Since late November we have lost Clive James, John Simon, Gertrude Himmelfarb and, on Sunday, Sir Roger Scruton. None was young – Himmelfarb was ninety-seven – and all lived long, productive lives we wish could have been longer. Their productivity is some consolation. By rough count, the quartet published 130 books, almost half of which were written by Scruton. The truest act of literary criticism any reader can perform is to read or read again a dead writer’s books. A friend who died a few years ago once told me that gratitude as an emotion is a fine thing but fleeting and easily faked. More important – more solid and lasting – is an act of gratitude. Time to reread Cultural Amnesia, The Sheep from the Goats, Lord Acton: A Study of Conscience and Politics, and England: An Elegy, not to mention the shelves of Scruton’s books I haven’t yet read.

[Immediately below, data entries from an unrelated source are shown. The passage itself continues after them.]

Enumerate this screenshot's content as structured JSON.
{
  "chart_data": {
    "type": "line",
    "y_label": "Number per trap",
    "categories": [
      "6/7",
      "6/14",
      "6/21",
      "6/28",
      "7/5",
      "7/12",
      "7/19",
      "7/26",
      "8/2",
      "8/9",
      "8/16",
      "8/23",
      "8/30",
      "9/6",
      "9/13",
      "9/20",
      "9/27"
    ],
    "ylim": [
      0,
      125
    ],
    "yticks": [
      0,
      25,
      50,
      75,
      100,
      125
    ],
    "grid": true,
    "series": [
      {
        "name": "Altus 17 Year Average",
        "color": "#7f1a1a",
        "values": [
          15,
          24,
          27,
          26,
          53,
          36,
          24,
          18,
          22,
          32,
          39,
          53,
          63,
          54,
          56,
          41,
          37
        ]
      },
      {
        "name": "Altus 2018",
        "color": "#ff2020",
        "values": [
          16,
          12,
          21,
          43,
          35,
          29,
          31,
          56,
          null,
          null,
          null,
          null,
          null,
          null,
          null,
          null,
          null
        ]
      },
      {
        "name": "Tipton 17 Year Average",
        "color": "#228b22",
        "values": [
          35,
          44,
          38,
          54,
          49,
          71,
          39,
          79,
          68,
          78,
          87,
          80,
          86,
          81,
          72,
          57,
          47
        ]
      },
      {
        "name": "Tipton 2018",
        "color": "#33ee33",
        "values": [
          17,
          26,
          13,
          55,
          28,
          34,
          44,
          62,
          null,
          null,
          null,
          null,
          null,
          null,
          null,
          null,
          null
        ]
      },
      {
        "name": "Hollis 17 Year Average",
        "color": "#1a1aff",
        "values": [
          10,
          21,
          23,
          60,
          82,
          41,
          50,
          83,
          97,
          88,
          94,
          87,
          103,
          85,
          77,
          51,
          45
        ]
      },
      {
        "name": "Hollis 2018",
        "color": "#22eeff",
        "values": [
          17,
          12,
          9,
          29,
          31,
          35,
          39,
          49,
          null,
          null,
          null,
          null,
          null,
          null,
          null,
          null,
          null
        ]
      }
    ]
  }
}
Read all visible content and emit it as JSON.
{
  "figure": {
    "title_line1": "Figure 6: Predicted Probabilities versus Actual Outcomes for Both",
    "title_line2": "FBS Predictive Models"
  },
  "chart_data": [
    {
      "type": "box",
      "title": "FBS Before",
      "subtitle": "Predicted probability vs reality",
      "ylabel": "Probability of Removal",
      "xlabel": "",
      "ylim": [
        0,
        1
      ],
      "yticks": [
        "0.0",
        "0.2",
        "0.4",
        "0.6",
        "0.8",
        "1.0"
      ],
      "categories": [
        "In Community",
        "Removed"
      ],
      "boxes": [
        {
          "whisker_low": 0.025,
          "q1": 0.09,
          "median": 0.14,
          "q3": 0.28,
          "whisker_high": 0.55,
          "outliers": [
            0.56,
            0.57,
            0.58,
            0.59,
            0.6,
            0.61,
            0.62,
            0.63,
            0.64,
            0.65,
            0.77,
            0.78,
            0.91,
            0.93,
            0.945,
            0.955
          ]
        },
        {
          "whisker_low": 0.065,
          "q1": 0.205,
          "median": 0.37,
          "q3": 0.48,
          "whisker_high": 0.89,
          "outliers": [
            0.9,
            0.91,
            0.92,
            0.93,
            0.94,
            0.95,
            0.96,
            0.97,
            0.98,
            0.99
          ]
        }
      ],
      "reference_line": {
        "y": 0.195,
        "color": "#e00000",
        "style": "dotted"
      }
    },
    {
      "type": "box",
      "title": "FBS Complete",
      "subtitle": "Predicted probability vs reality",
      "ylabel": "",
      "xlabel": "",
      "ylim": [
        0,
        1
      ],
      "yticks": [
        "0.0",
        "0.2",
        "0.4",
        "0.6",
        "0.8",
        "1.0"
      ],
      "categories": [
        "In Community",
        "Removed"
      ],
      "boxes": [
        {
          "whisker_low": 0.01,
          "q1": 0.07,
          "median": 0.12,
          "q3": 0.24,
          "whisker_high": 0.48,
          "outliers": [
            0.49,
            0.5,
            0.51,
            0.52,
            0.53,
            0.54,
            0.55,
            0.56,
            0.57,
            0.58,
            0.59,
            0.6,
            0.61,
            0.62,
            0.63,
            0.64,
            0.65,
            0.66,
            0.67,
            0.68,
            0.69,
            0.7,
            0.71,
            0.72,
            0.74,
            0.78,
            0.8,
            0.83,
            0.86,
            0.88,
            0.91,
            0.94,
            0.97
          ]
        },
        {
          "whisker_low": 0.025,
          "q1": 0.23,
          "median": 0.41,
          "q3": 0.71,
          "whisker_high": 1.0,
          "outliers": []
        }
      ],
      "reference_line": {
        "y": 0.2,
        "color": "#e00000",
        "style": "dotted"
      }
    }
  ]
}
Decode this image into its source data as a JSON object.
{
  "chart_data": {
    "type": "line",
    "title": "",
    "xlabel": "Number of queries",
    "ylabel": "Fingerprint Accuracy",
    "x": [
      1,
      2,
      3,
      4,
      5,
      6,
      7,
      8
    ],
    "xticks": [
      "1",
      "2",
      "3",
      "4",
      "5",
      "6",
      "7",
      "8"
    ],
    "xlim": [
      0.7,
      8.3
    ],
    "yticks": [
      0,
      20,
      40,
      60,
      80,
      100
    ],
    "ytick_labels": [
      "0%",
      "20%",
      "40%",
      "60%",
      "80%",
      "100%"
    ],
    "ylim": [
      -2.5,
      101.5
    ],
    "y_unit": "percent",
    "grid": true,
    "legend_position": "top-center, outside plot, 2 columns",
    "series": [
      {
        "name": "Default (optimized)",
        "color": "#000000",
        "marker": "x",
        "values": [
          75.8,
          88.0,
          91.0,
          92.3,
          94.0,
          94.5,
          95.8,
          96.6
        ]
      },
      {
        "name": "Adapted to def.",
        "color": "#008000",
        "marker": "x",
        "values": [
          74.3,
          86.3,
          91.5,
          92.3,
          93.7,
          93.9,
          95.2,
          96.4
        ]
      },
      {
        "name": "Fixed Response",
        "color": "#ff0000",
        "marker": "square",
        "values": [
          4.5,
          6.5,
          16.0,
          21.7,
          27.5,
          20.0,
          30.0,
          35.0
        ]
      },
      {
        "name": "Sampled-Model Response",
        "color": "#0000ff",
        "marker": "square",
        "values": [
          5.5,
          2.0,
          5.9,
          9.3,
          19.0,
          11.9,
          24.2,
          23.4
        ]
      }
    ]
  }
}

On the day Scruton died, the Spectator reprinted his final published work, a sort of diary of his life in 2019. About his troubles – slander, disease – Scruton is cool and gracious. His final words:

“Falling to the bottom in my own country, I have been raised to the top elsewhere, and looking back over the sequence of events I can only be glad that I have lived long enough to see this happen. Coming close to death you begin to know what life means, and what it means is gratitude.”